El dueño de la Administración Tica, Alejandro Martín, contó que heredó el establecimiento de loterías de su familia. «Era de mi abuela, después mi madre y mi madre nos la traspasó a nosotros. Mi mujer lo sigue trabajando. Hemos dado varios premios, un gordo de Navidad, hace dos años, fue un décimo. Esta vez fueron cien décimos, 20 millones de euros, y también hemos dado algún premio importante como Euromillones, un millón de euros, hace cuatro años. Así que estamos en una racha buena y podemos decir que en Tica, toca», dijo. Alejandro desveló que tenían una botella macerando diez años. «Una chica que trabaja con nosotros la trajo, no la abrimos en su momento, no quedamos contentos con el gordo, y hoy sí que la hemos abierto. Imagínate, estamos muy contentos con este premio y con que se quede aquí en el pueblo». La alegría de Alejandro iba por dentro. «Para nosotros repartir los premios y hacer feliz a la gente aunque sean unos días es la mayor satisfacción».

En esta administración de la Rúa da Ponte una eufórica Peregrina Pereira, esposa de Alejandro, se emocionaba al recordar lo logrado en el pasado al dar ese primer premio de la Lotería de Navidad. Ella, que lleva muchos años trabajando, decía que se quedó clavada. El premio se lo llevan cien personas, veinte millones de euros: «Me llena de alegría, estoy contentísima». La administración la lleva ella junto a una empleada. Confirmó que los cien décimos se despacharon por ventanilla y que este lunes por la noche todavía quedaba alguno porque no suelen gustar los números que empiezan por cero.

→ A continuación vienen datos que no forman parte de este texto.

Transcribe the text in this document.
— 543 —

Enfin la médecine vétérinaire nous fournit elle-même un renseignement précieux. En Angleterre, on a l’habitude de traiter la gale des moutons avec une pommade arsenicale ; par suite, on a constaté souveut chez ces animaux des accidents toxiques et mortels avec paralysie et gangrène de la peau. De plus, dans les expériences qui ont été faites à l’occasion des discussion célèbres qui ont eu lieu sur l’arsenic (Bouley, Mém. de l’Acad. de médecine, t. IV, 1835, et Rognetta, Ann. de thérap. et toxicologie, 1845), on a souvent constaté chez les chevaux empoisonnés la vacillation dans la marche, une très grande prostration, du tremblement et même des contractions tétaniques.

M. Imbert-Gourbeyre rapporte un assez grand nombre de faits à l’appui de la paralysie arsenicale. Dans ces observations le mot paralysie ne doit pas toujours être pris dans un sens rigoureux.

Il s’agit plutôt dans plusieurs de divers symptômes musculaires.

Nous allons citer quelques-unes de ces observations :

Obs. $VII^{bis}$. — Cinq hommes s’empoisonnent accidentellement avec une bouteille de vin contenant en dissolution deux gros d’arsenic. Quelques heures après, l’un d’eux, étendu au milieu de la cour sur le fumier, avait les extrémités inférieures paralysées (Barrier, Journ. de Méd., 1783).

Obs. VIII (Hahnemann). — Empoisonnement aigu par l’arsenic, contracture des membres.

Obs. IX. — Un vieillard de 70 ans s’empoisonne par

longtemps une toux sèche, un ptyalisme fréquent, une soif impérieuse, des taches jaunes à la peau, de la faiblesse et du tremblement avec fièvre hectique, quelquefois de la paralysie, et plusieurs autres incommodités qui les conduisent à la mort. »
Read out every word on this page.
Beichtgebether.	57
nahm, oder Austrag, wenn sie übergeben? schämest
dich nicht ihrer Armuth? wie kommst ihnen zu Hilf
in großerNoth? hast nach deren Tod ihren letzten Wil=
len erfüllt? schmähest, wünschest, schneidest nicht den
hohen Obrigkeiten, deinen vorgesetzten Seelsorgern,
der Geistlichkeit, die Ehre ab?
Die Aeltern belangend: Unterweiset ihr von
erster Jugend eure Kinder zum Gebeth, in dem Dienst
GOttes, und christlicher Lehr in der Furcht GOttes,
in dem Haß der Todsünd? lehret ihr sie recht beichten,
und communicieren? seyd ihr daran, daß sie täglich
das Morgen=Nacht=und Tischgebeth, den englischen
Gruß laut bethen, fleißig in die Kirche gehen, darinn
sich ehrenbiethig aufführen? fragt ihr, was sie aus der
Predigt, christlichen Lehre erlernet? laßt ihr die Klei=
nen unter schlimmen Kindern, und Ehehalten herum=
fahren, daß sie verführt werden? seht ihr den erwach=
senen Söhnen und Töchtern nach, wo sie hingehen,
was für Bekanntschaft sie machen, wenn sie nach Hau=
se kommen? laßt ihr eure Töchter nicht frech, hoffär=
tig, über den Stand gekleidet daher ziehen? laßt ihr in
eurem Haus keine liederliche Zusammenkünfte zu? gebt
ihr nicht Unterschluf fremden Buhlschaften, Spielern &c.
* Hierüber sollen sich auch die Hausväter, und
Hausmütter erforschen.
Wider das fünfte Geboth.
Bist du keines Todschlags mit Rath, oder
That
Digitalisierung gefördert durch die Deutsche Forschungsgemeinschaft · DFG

Tica era un constante ir y venir de gente. Muchos eran solo curiosos que se querían contagiar de la alegría del momento, pero a cuentagotas iban apareciendo algunos de los agraciados. Enseguida llegaron los brindis y los saltos de alegría en la puerta de la administración, mientras alguien cantaba «el gordo, el gordo». También se dejaron ver algunos afortunados. Prácticamente todos los agraciados son vecinos del municipio. No faltó eso de que el premio se destinará a «tapar agujeros» y a «axudar aos fillos». Antonio y Elna son dos de los afortunados. Antonio fue quien compró el décimo a última hora y se enteró por la tele. «Lo cogí ayer por la tarde. Dame un 3, que no tengo. El 3 es un número que jugué siempre, le dije, dame uno. Tenía un 5 también. Pero el 3 sí, yo los quiero todos, me da igual que empiece por cero», comentaba este martes ya sabedor de que esos 200.000 euros son para su familia. «Hay que dejar bien a los hijos, ponernos bien nosotros y a ver si vamos a llevar a la nieta a París», señala Antonio. El hijo dejaba claro que el dinero es de sus padres, y que hagan lo que quieran con él.

Elena Tomé es otra de las afortunadas que se acercó a la administración de la Rúa da Ponte, lo hizo armada con su propia botella de champán para que todo el mundo brindase con ella. Cuando se lo dijeron pensó que la estaban vacilando. «Llegué al salón y ya puse el décimo debajo de la tele y dije, pues sí, es el número. Vine ayer a última hora casi a buscarlo, confío plenamente en ellas que son unas cracks», dijo. Elena es de las que no piden un número concreto y fía su suerte al azar y a la mano de la vendedora. «No escogí nada, pero me dio buen pálpito porque mi hija nació el 03 del 03, entonces quedé contenta con el número y más contenta ahora». Esta mujer tiene claro que lo primero que hará será liquidar la hipoteca y después ya verá, «repartir con la niña». Ella tiene un décimo y le tocan, 200.000 euros, «40.000 para Hacienda, ayer no tenía nada».

El día será largo en Tica y en Seixo. Todavía con muchos premiados sin pasarse por la administración y tras varias botellas de espumoso vaciadas entre copas, vasos y mojaduras, El Niño dejó más de 20 millones de sonrisas en la villa.